Dans un autre temps, une jeune ilnue, à peine sortie de l’adolescence. Oucheiashte s’initie aux tâches quotidiennes auprès de sa mère. Sa tribu vit des jours paisibles dans le secteur de La Baie depuis des générations.
«L’esprit du Fjord, qui conserve la mémoire de la terre et des eaux du Royaume de Saguenay, se souvient de, petite eau claire jaillissante. Son nom rappelait aux siens qu’elle était née aux jours chauds et doux, près d’un lac aux eaux transparentes qui coulaient des entrailles de la montagne, où son père, Ekhennabamate, avait établi son tentement.» (p.28)
On se croirait au cœur de «La Fabuleuse histoire d’un Royaume» où «l’esprit planait sur les eaux». Une toponymie différente, un pays nouveau surgit alors. Le lecteur vit un parfait dépaysement. La vieille Kurtness agit comme lien entre les deux époques et hante le territoire comme ses ancêtres autochtones auparavant. Pierre n’aura qu’à l’écouter et à suivre ses conseils pour contrer le mauvais sort.

Le Saguenay

Le véritable personnage de ce roman, qu’importe les époques du récit, demeure le fjord, les humeurs du Saguenay, les vents, ses colères et les fortes marées d’automne, le silence aussi quand viennent la neige et les glaces.

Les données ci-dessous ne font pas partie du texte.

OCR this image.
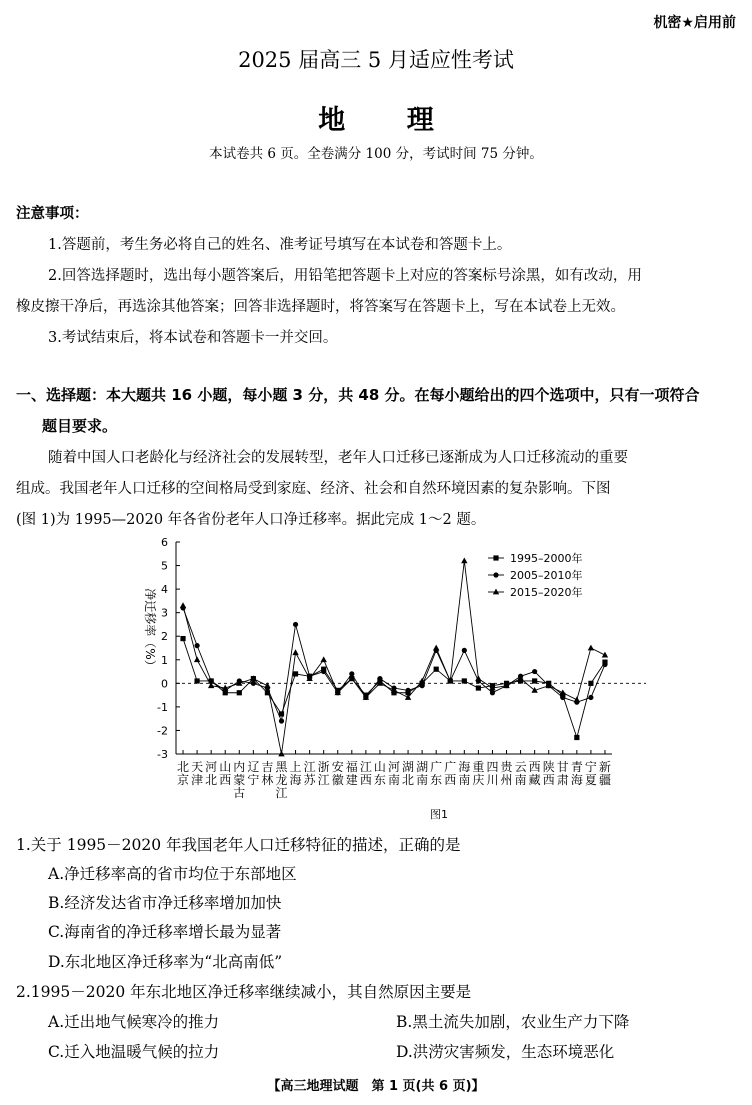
机密★启用前
2025 届高三 5 月适应性考试
地 理
本试卷共 6 页。全卷满分 100 分，考试时间 75 分钟。
注意事项：
1.答题前，考生务必将自己的姓名、准考证号填写在本试卷和答题卡上。
2.回答选择题时，选出每小题答案后，用铅笔把答题卡上对应的答案标号涂黑，如有改动，用
橡皮擦干净后，再选涂其他答案；回答非选择题时，将答案写在答题卡上，写在本试卷上无效。
3.考试结束后，将本试卷和答题卡一并交回。
一、选择题：本大题共 16 小题，每小题 3 分，共 48 分。在每小题给出的四个选项中，只有一项符合
题目要求。
随着中国人口老龄化与经济社会的发展转型，老年人口迁移已逐渐成为人口迁移流动的重要
组成。我国老年人口迁移的空间格局受到家庭、经济、社会和自然环境因素的复杂影响。下图
(图 1)为 1995—2020 年各省份老年人口净迁移率。据此完成 1～2 题。
6
5
4
3
2
1
0
-1
-2
-3
北
京
天
津
河
北
山
西
内
蒙
古
辽
宁
吉
林
黑
龙
江
上
海
江
苏
浙
江
安
徽
福
建
江
西
山
东
河
南
湖
北
湖
南
广
东
广
西
海
南
重
庆
四
川
贵
州
云
南
西
藏
陕
西
甘
肃
青
海
宁
夏
新
疆
净迁移率（%）
图1
1995–2000年
2005–2010年
2015–2020年
1.关于 1995－2020 年我国老年人口迁移特征的描述，正确的是
A.净迁移率高的省市均位于东部地区
B.经济发达省市净迁移率增加加快
C.海南省的净迁移率增长最为显著
D.东北地区净迁移率为“北高南低”
2.1995－2020 年东北地区净迁移率继续减小，其自然原因主要是
A.迁出地气候寒冷的推力	B.黑土流失加剧，农业生产力下降
C.迁入地温暖气候的拉力	D.洪涝灾害频发，生态环境恶化
【高三地理试题　第 1 页(共 6 页)】
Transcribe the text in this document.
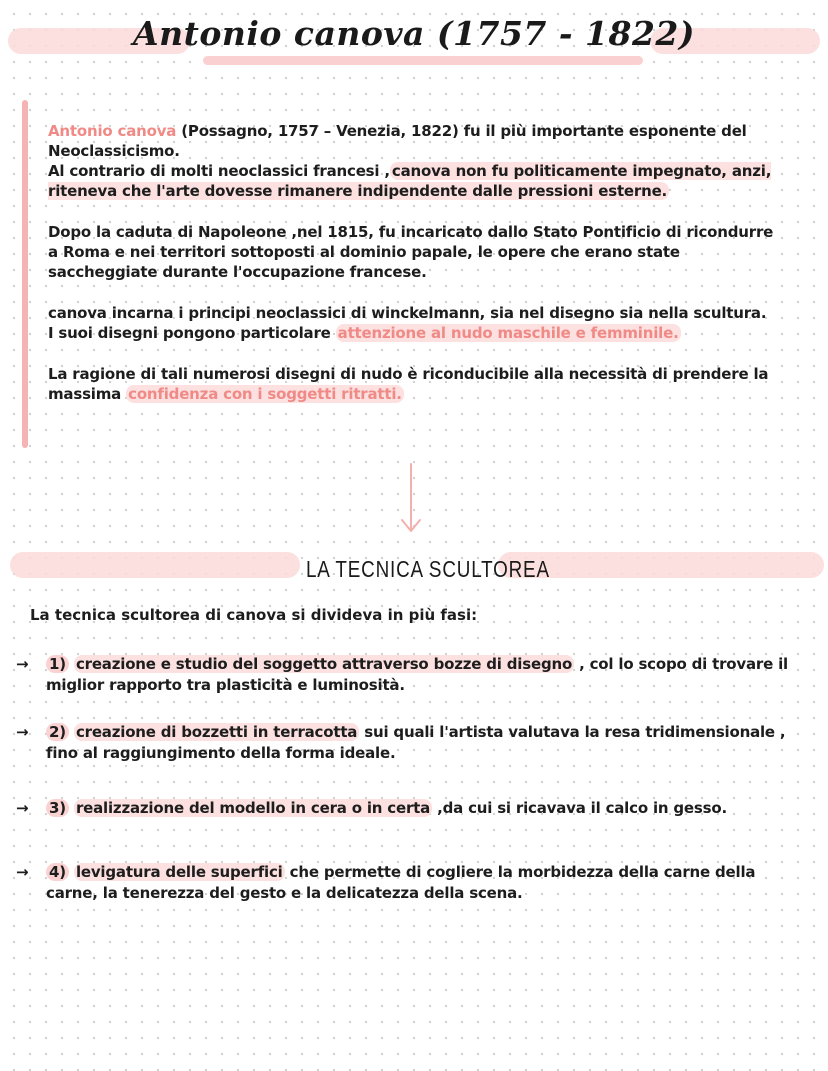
Antonio canova (1757 - 1822)

Antonio canova (Possagno, 1757 – Venezia, 1822) fu il più importante esponente del Neoclassicismo.
Al contrario di molti neoclassici francesi , canova non fu politicamente impegnato, anzi, riteneva che l'arte dovesse rimanere indipendente dalle pressioni esterne.

Dopo la caduta di Napoleone ,nel 1815, fu incaricato dallo Stato Pontificio di ricondurre a Roma e nei territori sottoposti al dominio papale, le opere che erano state saccheggiate durante l'occupazione francese.

canova incarna i principi neoclassici di winckelmann, sia nel disegno sia nella scultura.
I suoi disegni pongono particolare attenzione al nudo maschile e femminile.

La ragione di tali numerosi disegni di nudo è riconducibile alla necessità di prendere la massima confidenza con i soggetti ritratti.

LA TECNICA SCULTOREA
La tecnica scultorea di canova si divideva in più fasi:
→ 1) creazione e studio del soggetto attraverso bozze di disegno , col lo scopo di trovare il miglior rapporto tra plasticità e luminosità.
→ 2) creazione di bozzetti in terracotta sui quali l'artista valutava la resa tridimensionale , fino al raggiungimento della forma ideale.
→ 3) realizzazione del modello in cera o in certa ,da cui si ricavava il calco in gesso.
→ 4) levigatura delle superfici che permette di cogliere la morbidezza della carne della carne, la tenerezza del gesto e la delicatezza della scena.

«Les grands vents étaient tombés et le Saguenay les avait emportés. N’en restait qu’un souffle porteur d’un air tendre. Une chanson d’amour, c’est sûr. Le clapotis des vagues berçait nos premiers rêves éveillés. Le bruissement des feuilles chuchotait des mots que nous ne comprenions pas, pas plus que nous ne saisissions ceux coassés par les grenouilles qui bénissaient le congé du soleil. Dans le boisé, des ombres s’agitaient. Tout à notre bonheur, nous tournions le dos, et au boisé, et aux ombres, et au vent. Nous fermions nos oreilles, et au chuchotement  des feuilles, et au susurrement de l’eau, et au murmure du vent. Le nez planté dans les étoiles qui perçaient entre les nuages, nous contemplions un ciel qui se laissait saisir par la noirceur.» (p.41)
Nelson-Martin Dawson aurait cependant avantage à retenir ses élans lyriques. Il en met trop quand il veut atteindre une forme de poésie. Quand on trébuche sur une phrase comme «Je risquai un regard vers la fenêtre qui frissonnait du rideau», on perd son élan. Et que dire devant cette argutie: « Pas une boîte. Trop légère pour être une boîte. Quelqu’un d’autre aurait dit qu’elle était vide. Trop légère pour contenir quelque chose, aurait dit quelqu’un comme Solange. Mais pas Lily. Sa légèreté n’indiquait pas le vide. Elle démasquait son contenu. Ce n’était pas parce qu’elle était légère, qu’elle était vide…» (p.169)
Un roman sympathique malgré tout qui fait découvrir un Saguenay porteur de mythes et de légendes, une nature éblouissante.